I wonder how your prolific queen goes with longevity, I thought they might burn out when very prolific?
It's the moving the top brood box and potentially loosing the queen that I don't like with more than one box to.

That would be great I'll get a vid or pics of them the next inspection for you, I'll have a look through your blog if you don't mind.
 
It was more having to buy extra brood boxs and the risk of loosing the queen when getying through them
So in fact nothing to do with what the bees require in any way shape or form. Also earlier you said they produce the same amount of honey. So how do they squeeze that in fewer boxes.
 
So in fact nothing to do with what the bees require in any way shape or form. Also earlier you said they produce the same amount of honey. So how do they squeeze that in fewer boxes.
Ofcorse its what the bees need, the BKA this post is about obviosly likes to keep bees that dont require more than one brood box. Instead of cherry picking read everything....... my new bees will most likley be on brood and a half when they build up as the very experienced bee keeper I got them from recomened they should.
I can see the benefit of only having one brood box, again if you read it all and not cherry pick I've stated I'm thinking of going to commercial or langstroth so the bees have more room and still be on just one brood box because I'd prefer that over brood and a half 🤔.
 
Ofcorse its what the bees need, the BKA this post is about obviosly likes to keep bees that dont require more than one brood box. Instead of cherry picking read everything....... my new bees will most likley be on brood and a half when they build up as the very experienced bee keeper I got them from recomened they should.
I can see the benefit of only having one brood box, again if you read it all and not cherry pick I've stated I'm thinking of going to commercial or langstroth so the bees have more room and still be on just one brood box because I'd prefer that over brood and a half 🤔.
Can I ask do you actually have bees?
 
I can see the benefit of only having one brood box,
Then go for Langs. I would in hindsight.
I lasted one season in nationals then eked them all out to 14x12
the BKA this post is about obviosly likes to keep bees that dont require more than one brood box.
No it's not. It's about keeping bees in ONE NATIONAL
 
Then go for Langs. I would in hindsight.
I lasted one season in nationals then eked them all out to 14x12

No it's not. It's about keeping bees in ONE NATIONAL
Yea I wasn't over keen on 14x14, do like the look of long lugs but extracting seems to be a nightmare if your using as a super to draw comb?
I've already bought 3 new full natinoal hives, extra suppers for them all and nuc boxs that's why I was tempted to go commercial over langstroth still can't decide 😬.
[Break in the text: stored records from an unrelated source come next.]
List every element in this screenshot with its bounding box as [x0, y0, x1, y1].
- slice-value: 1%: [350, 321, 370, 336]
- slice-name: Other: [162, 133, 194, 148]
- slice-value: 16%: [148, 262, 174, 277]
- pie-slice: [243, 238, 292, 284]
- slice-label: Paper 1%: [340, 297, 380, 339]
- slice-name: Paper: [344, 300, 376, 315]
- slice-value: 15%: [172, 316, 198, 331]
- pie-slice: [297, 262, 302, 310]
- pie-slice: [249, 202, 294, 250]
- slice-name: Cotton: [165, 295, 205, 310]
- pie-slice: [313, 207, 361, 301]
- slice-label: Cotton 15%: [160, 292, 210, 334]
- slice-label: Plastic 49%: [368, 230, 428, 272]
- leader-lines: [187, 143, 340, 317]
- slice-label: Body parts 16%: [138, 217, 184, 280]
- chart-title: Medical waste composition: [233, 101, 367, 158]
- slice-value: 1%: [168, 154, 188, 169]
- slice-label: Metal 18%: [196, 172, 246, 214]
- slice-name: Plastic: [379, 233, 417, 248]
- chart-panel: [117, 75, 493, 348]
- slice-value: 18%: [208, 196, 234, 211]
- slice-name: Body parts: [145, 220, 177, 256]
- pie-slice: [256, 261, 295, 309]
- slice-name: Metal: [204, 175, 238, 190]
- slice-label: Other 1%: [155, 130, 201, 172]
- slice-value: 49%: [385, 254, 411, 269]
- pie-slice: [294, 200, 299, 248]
Sorry that's what I meant, the whole post was about single national brood and again I can see why they would stick to that for quite afew reasons, I to would love my bees to be less prolific and keep them on single natinoal brood but they are not and the very experienced beekeeper my new colony came from keeps all his on atleast brood and a half if I rememeber rightly and to me they are such good bees to handle and work with the trade off for them being a little more prolific than I'd like is well worth it.
The apiary in the post may have excellent none prolific bees and therfore cull prolific, even at lovley natured colonies because they simply don't need them.